Al atardecer llegué a York. Antes de mi llegada me despertó un tremendo aguacero. Y bajo aquella lluvia persistente que me produjo cierto desasosiego, me dirigí hacia un hotel cercano a la estación para pasar la noche con la intención de partir al día siguiente a la casa del señor Pinkmoon. Los páramos de Yorkshire me eran familiares por la lectura de Cumbres Borrascosas, lo cual me hizo temer que con una casa en aquellos parajes, el señor Pinkmoon fuera un remedo del señor Heathcliff. Siempre he tenido cierta facilidad para hilvanar historias y casar cosas que nada tenían que ver entre ellas más allá de alguna nimia similitud. Por eso el señor Lytton quería que yo escribiese la historia de la reclusión voluntaria de uno de los aristócratas más renombrados de toda Inglaterra tras los trágicos sucesos que sucedieron en la casa que yo iba a visitar, muchos años atrás. El señor Pinkmoon salió exculpado del juicio, pero a partir de aquel día renunció a toda relación social y se recluyó en su mansión.

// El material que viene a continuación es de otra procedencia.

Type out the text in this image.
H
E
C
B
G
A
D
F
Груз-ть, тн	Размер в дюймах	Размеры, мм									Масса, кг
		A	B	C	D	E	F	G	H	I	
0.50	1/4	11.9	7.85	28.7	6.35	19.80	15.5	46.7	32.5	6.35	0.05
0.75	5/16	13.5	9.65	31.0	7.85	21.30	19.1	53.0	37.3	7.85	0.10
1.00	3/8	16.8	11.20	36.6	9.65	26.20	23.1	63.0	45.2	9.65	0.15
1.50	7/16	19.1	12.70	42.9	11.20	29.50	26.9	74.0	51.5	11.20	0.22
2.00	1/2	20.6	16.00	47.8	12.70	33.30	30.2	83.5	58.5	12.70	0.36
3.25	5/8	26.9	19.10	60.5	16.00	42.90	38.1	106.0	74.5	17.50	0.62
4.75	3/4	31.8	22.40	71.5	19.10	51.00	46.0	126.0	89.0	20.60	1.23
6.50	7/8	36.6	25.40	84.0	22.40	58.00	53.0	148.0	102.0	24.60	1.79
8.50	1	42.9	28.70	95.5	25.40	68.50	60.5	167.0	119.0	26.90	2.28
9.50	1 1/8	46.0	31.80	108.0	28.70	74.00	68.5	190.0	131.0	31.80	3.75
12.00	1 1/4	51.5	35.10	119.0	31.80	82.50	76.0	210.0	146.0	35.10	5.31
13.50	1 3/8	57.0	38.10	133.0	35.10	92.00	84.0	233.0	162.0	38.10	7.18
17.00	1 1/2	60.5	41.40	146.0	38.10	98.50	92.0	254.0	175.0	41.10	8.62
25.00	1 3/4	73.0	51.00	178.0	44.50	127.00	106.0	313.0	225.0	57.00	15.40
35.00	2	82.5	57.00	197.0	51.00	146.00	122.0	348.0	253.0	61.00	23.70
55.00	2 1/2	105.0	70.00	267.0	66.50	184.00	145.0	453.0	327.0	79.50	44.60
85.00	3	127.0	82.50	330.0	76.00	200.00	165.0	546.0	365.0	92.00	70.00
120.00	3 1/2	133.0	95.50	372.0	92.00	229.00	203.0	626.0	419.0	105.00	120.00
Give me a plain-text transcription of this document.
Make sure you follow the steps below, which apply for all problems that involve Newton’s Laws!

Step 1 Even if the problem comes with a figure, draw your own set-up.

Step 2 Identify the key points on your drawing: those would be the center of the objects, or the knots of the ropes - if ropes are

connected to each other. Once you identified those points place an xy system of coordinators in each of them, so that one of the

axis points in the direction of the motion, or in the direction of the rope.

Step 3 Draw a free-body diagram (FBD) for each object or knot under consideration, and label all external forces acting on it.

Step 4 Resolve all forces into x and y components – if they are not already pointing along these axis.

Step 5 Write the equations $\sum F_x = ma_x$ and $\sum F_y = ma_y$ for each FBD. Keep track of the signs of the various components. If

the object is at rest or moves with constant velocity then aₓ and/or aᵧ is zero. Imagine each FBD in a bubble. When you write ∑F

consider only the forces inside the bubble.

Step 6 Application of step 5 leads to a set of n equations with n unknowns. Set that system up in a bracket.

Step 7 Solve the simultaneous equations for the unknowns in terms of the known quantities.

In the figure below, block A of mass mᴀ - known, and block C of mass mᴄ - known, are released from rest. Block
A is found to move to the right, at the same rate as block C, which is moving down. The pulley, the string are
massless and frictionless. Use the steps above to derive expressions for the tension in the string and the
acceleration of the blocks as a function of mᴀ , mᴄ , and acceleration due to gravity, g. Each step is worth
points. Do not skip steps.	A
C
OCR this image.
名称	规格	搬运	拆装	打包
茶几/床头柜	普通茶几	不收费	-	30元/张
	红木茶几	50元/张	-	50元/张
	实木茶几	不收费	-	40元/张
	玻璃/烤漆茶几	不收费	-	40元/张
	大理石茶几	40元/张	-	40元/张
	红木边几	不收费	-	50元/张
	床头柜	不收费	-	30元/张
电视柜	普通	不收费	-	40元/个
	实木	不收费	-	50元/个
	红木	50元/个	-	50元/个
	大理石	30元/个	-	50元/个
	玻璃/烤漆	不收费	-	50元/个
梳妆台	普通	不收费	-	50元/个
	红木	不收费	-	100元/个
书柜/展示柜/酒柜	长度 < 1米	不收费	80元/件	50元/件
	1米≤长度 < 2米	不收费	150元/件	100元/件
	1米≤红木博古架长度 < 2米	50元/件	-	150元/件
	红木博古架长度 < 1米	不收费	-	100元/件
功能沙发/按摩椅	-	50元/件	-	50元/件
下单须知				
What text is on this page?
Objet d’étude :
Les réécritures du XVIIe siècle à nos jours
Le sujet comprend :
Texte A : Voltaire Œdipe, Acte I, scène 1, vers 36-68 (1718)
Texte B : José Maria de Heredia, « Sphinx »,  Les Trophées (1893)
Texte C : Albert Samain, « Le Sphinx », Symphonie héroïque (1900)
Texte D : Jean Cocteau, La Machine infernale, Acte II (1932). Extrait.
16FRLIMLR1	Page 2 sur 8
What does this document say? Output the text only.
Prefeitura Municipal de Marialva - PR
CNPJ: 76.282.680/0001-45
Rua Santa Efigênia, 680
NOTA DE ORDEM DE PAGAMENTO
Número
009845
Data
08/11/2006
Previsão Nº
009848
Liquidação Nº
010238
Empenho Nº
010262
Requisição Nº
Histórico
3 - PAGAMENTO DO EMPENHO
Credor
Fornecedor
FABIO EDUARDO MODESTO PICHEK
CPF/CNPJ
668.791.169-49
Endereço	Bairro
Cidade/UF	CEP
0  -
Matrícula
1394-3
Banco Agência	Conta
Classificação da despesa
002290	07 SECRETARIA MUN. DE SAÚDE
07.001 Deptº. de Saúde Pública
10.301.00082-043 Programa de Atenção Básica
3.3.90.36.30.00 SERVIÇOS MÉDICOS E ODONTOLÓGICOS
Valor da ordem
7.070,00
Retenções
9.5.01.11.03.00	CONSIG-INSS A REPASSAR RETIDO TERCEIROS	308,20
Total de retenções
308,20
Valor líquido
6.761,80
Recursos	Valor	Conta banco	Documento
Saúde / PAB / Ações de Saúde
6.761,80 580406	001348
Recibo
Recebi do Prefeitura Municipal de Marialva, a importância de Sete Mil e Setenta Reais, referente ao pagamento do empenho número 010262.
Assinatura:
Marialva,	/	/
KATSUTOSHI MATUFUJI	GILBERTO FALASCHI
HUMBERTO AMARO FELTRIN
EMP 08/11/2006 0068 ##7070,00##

El día que el señor Lytton me eligió para tamaña osadía periodística, no andaba en sus cabales, porque se había tomado un par de pintas más allá de lo razonable. “Pero… ¿cómo… cómo puede un periódico como el nuestro atreverse a semejante disparate?” le dije. “¿Disparate? ¡Disparate es que yo me haga republicano!”. Me echó una bocanada de humo de su habano que casi me diluye en la niebla. “Dile a la señorita Alice que te extienda un cheque. Y regresa con carne, muchacho, si no te lo descontaré de tu sueldo”.